Finalmente, la cruz de Cristo siendo tan importante y central en la fe cristiana, necesita una comprensión adecuada a los condicionamientos sociales. Las mujeres han sido más propensas a vivir el lado de sufrimiento y resignación que puede verse en la cruz. Menos el lado de profecía y compromiso que fue lo que hizo que Jesús fuera condenado a la muerte en cruz. Cuando se mira la cruz desde la dinámica de recuperación de la dignidad de las mujeres se comprende que la predicación de la cruz tiene que tener más el aspecto de compromiso que el de aguante y resignación a su suerte.

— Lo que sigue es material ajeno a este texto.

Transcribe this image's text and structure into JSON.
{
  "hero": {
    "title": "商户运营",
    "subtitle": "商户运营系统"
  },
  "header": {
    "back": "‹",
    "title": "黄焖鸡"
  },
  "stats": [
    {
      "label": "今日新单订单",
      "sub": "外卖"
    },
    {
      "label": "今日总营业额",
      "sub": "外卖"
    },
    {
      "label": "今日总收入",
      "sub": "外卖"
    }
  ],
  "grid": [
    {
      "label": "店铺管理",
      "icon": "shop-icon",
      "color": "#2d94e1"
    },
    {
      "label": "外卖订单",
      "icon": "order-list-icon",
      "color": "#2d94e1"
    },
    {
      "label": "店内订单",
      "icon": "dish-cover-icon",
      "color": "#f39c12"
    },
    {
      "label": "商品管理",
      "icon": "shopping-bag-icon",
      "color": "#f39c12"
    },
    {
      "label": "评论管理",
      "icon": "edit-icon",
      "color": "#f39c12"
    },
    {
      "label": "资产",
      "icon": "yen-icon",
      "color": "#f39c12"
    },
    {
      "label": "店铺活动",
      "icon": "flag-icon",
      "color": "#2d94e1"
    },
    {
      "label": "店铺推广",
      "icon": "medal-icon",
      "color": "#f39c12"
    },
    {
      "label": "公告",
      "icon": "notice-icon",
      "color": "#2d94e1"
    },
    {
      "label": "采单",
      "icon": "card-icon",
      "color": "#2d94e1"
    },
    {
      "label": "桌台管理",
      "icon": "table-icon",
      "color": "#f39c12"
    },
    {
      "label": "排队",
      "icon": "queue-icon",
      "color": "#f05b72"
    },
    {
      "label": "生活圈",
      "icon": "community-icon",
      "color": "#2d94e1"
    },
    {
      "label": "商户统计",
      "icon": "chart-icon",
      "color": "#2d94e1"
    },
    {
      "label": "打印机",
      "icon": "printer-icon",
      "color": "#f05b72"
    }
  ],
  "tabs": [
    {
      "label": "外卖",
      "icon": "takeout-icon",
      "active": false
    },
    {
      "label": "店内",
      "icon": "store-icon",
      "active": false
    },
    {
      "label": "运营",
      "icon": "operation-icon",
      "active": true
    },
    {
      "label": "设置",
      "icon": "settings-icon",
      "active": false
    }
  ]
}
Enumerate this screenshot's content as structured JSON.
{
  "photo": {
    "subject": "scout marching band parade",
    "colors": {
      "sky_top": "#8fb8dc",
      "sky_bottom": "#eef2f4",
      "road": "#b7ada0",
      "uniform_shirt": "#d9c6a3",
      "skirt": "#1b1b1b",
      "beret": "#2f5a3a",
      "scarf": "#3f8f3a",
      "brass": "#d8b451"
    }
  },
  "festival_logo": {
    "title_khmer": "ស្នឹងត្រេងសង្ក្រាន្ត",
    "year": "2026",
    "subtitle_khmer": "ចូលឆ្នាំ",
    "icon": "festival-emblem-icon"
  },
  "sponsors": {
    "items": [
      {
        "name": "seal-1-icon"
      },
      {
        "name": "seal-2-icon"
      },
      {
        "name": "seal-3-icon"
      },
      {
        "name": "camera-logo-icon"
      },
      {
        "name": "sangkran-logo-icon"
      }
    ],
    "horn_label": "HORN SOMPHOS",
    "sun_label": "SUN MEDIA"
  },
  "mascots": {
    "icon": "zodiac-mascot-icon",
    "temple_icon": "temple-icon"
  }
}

En otras palabras, no es que el feminismo haga que la fe sea liberadora para las mujeres. La fe es liberadora por ella misma. Pero como la fe es encarnada, mientras culturalmente no haya transformación de mentalidades, la fe se distorsiona más de lo que pensamos. Y al intentar articular estos aspectos con las necesarias transformaciones que la realidad de la mujer hoy nos presenta, se abren nuevas dimensiones que potencian la experiencia de fe y la hacen más significativa para el mundo de hoy.